RSS

Daily Archives: October 4, 2011

I ♥ U

Selasa pagi yang cerah, secerah warna baju yang saya pakai sekarang ini :) . Hari cerah, baju cerah, akan sia-sia kalau hati dan pikirannya ga ikutan cerah, oleh karenanya diantara segudang rasa sedih, sebal, kesal, dan komplikasi rasa tidak menyenangkan lainnya, yang masih tertinggal di lubuk hati terdalam, mari kita cerahkan hati dan pikiran masing-masing, merdekaaaa…!!!

 

Seperti biasa, jam-jam segini adalah jam sibuk di kantor manapun kecuali kantor-kantor yang jualan makanan (read : warteg, restoran, dan tempat jajajan lain) karena kantor-kantor itu baru sibuk di jam-jam makan/istirahat (kecuali kokinya kali ya :) ).
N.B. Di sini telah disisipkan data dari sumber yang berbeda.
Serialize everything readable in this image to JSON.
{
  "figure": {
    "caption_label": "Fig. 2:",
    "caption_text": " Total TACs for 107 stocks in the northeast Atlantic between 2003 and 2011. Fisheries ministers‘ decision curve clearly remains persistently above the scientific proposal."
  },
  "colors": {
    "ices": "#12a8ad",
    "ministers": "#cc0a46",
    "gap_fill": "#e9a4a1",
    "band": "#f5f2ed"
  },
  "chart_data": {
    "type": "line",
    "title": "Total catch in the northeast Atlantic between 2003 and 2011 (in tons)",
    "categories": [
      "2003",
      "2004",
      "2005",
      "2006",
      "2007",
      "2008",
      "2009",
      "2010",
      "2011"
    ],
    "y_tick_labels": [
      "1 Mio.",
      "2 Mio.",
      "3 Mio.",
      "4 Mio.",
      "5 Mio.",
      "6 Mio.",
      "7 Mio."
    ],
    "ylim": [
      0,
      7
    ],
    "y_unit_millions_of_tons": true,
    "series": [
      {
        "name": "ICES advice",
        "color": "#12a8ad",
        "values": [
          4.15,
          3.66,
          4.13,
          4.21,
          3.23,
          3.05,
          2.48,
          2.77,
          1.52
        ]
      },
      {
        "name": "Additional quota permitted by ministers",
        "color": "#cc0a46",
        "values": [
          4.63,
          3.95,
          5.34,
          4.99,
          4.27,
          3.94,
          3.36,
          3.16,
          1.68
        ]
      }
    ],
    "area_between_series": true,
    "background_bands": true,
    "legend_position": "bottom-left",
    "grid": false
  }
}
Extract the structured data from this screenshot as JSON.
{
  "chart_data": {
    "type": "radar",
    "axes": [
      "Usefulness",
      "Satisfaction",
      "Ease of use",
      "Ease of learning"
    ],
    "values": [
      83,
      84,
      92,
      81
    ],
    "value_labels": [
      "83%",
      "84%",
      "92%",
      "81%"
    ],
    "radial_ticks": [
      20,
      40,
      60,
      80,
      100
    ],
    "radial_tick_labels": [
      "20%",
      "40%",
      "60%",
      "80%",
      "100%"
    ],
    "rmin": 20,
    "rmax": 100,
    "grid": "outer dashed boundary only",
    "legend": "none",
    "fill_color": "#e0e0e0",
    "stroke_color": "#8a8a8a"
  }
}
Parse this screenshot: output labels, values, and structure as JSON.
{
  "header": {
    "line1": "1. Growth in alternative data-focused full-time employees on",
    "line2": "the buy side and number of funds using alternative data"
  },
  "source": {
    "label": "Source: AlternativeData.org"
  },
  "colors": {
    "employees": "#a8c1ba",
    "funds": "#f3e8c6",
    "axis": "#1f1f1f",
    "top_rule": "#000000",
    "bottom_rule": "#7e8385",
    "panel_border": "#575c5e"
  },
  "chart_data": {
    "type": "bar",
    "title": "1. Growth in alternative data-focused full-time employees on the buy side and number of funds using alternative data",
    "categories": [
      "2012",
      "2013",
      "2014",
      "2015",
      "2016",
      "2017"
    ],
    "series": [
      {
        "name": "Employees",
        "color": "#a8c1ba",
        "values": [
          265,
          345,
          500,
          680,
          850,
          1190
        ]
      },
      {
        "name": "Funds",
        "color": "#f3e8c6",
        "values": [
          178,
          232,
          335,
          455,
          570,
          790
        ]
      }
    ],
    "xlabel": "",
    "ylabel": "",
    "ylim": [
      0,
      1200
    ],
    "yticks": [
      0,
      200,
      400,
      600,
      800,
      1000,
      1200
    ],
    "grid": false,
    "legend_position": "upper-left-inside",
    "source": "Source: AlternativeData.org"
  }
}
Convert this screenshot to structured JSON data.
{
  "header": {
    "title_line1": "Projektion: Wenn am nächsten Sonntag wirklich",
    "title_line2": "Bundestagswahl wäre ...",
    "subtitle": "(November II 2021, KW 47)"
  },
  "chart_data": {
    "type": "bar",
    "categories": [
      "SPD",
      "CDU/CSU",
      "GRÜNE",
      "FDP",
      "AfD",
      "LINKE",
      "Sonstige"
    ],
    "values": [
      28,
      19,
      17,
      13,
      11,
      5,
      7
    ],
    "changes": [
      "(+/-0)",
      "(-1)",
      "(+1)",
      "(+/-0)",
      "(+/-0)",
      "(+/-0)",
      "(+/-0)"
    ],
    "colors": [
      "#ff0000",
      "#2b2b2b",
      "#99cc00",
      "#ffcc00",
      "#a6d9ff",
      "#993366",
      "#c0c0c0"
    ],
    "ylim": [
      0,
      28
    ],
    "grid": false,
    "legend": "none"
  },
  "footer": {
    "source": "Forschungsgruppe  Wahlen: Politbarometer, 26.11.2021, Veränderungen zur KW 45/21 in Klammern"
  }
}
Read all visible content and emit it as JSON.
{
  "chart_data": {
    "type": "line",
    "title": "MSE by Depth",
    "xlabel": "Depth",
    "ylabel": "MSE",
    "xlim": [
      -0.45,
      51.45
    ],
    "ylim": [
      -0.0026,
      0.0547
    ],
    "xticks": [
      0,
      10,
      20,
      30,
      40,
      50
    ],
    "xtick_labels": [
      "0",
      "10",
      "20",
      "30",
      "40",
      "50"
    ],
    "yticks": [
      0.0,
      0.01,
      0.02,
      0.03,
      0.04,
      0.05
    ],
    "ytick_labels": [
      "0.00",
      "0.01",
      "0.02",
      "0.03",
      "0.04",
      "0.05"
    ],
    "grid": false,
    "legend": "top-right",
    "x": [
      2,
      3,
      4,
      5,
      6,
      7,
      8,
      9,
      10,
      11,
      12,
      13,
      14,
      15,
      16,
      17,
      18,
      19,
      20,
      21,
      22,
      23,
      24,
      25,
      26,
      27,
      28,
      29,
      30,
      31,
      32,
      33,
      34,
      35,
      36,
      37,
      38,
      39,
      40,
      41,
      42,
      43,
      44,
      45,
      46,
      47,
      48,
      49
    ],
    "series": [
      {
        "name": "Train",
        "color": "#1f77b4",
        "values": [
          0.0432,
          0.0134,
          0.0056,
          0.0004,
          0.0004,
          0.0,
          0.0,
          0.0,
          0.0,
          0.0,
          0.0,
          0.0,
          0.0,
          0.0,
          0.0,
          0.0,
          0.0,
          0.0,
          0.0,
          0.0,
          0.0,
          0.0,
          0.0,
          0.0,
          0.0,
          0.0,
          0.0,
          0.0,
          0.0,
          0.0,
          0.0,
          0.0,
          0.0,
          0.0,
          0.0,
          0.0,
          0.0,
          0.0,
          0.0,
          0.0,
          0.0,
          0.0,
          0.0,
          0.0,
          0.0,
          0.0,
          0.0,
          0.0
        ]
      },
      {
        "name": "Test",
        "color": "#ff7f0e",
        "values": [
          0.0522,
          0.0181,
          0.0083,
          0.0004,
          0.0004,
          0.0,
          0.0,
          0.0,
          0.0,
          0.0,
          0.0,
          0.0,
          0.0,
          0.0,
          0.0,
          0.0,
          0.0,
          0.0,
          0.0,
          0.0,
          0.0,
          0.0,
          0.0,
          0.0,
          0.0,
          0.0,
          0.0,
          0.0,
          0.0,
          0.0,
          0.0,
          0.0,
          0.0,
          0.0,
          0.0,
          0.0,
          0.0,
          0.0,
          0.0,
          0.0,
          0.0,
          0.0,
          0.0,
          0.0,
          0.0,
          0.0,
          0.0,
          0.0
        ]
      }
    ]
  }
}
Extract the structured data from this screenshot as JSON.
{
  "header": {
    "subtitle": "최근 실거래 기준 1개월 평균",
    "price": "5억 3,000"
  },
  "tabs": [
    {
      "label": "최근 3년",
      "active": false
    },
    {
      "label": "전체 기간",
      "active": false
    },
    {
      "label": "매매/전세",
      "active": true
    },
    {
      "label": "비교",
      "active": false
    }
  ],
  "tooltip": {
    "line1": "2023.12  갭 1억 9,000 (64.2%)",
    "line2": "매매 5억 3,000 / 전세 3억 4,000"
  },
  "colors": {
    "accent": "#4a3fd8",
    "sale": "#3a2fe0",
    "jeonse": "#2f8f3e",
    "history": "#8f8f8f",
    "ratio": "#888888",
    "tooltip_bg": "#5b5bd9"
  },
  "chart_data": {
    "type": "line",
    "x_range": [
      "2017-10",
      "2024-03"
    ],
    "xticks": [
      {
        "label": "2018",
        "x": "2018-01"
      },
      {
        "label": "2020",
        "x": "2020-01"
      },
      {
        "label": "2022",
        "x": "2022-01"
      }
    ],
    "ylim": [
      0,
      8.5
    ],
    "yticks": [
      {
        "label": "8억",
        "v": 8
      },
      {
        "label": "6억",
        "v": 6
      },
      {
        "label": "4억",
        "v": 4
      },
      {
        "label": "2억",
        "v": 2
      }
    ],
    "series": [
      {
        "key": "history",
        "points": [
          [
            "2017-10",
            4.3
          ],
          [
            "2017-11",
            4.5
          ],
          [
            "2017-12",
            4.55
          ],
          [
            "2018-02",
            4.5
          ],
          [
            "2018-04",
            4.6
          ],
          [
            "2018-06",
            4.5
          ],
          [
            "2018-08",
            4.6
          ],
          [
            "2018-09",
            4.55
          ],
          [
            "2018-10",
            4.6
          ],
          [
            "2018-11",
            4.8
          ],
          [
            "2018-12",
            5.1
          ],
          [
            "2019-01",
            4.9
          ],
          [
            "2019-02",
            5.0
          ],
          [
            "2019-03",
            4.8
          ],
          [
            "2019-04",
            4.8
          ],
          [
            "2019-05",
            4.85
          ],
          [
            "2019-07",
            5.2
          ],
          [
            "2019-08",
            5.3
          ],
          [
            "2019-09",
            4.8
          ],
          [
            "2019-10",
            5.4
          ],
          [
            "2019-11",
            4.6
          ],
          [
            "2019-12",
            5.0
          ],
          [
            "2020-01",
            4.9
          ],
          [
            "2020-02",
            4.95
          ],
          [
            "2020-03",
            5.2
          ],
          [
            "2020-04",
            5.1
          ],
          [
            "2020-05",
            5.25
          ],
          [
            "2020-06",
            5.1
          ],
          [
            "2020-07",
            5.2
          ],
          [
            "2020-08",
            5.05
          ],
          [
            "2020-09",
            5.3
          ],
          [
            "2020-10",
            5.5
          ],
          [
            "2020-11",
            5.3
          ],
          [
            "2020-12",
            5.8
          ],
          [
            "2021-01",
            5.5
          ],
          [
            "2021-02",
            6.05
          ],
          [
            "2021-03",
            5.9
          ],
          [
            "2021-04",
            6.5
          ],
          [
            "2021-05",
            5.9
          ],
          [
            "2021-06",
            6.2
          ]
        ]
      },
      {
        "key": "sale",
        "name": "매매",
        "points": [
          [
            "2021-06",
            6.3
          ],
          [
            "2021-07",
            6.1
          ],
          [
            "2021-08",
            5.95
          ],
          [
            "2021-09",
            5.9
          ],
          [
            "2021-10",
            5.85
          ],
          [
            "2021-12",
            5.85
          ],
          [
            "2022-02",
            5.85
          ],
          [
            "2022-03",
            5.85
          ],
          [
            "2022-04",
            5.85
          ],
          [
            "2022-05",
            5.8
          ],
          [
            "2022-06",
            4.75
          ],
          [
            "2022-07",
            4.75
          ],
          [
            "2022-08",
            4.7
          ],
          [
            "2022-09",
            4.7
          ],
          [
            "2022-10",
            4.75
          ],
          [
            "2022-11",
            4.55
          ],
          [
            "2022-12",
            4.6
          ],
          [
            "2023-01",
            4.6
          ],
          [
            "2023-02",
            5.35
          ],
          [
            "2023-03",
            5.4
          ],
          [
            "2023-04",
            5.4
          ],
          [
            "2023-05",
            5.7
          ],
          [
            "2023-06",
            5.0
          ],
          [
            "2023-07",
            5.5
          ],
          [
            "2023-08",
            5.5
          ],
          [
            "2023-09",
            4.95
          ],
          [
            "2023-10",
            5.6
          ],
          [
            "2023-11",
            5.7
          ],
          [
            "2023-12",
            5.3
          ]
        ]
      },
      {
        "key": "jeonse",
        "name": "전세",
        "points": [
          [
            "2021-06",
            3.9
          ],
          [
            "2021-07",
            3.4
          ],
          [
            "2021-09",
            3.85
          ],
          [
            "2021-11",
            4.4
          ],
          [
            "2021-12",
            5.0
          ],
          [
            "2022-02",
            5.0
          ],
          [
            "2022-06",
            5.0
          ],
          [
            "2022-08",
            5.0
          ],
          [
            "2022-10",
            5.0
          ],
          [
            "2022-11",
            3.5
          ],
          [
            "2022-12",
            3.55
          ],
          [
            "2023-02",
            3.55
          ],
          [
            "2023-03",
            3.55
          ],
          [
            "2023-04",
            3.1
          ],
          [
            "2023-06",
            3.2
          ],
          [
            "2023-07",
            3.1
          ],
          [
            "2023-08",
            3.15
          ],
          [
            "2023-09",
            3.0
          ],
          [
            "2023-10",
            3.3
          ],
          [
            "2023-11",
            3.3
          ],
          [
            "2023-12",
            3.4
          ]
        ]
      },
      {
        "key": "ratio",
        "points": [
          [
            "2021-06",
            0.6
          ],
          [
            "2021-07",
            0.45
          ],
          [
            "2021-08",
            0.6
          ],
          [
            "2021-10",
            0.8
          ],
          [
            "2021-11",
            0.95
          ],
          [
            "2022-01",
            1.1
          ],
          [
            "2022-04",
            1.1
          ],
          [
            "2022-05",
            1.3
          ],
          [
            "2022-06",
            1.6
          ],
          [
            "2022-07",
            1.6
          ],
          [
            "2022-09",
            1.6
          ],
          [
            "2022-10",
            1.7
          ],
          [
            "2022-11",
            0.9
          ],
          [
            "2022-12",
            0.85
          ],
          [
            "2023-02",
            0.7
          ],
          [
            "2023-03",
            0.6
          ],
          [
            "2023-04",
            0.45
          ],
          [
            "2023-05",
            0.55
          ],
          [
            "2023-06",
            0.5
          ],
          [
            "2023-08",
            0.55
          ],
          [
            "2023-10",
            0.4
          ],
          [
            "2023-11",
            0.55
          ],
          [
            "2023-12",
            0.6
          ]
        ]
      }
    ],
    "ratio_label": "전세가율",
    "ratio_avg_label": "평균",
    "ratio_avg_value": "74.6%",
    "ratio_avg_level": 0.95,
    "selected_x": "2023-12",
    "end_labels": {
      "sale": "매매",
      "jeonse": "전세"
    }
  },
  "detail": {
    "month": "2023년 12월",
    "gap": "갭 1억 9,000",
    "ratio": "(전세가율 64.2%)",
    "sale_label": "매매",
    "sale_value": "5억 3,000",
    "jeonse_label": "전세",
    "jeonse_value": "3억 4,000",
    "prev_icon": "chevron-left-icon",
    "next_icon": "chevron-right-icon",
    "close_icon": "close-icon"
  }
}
Saya juga sedang sibuk sebenarnya hari ini (tepatnya mencari kesibukan sendiri biar ga makan gaji buta, hehe) tapiiiiii diantara kesibukan yang dicari-cari sendiri ini, saya pengen korupsi waktu sebentar (cuma sebentar ko pak bos :) ).

 

Well, sampai beberapa menit lalu belum ada hal istimewa yang saya temukan sampai akhirnya saya ga sengaja ngintip ke ruang big bos nomer sekian, yang ruangannya tepat ada di depan meja kerja saya, dan ga sengaja mata saya bertumbukan dengan selembar kertas yang diduga kertas concord (karna saya ga pegang langsung kertasnya ya), berwarna krem, dihiasi gambar hati berwarna pink, dengan tulisan dan ilustrasi gambar (sebenernya pengen banget nge-scan dan di attach gambarnya di tulisan ini, tapi apa daya, itu punya orang :) ) seperti berikut ini :

 

                                                                          To        : Ayah

                                                                          From   : Amay

                                                                                ♥Ayah

 

Ilustrasi gambar : Gambar hati, warna pink. Hatinya dibuat seperti sedang tersenyum. Di samping gambar hati ada deretan huruf yang membentuk kata ”Ayah”. Setiap huruf dibingkai dalam kotak-kotak yang garis pinggirnya diberi warna hitam sedangkan isi kotaknya diberi warna merah (A), oranye (y), kuning (a), dan coklat (h)  (agak ragu, ga keliatan banget warna yang terakhir ini). Huruf ayah diberi warna hitam pekat sehingga terlihat jelas diantara warna-warna mencolok tadi.

 

So sweet ya.

 

Saya baru ingat, kertas semacam itu pernah juga saya temukan di meja kerja rekan lainnya. Potongan kertas dengan warna mencolok, kreasi khas anak-anak menghiasi meja kerja yang penuh dengan tumpukan kertas kreasi khas orang dewasa (read : materi kerjaan yang segambreng). Dan sepertinya, iklan susu pertumbuhan dengan tema serupa bukan cuma sekedar tentang iklan jualan susu. (Haaa?? Hubungannya apa ama iklan susu).

 

Kalau ga salah, dulu pernah ada iklan susu (ga usah sebut merek) dimana ceritanya itu si anak (yang tentunya diceritakan rutin minum susu xxx), setiap hari nyelipin macem-macem kertas kreasi buatannya ke dalam tas kerja mamanya. Anak itu nyelipin kertas-kertas tersebut dengan sembunyi-sembunyi dan sambil malu-malu.

 

Kertas kreasinya itu isinya macem-macem, tapi tetap satu tujuan — I Love you Mom —. Cuma itu intinya, tapi efeknya ga Cuma sesimpel itu. — My world, my everything… — Lagu yang merefleksikan ekspresi si ibu saat melihat selipan-selipan anaknya itu di kantor. 

 

Cerita itu ga sekedar iklan yang menyampaikan pesan ”Kalo minum susu xxx anak jadi cerdas, pintar, dan kreatif” tapi lebih dari itu. Ini tentang ekspresi rasa sayang, ekspresi cinta. Manteppp dah… :)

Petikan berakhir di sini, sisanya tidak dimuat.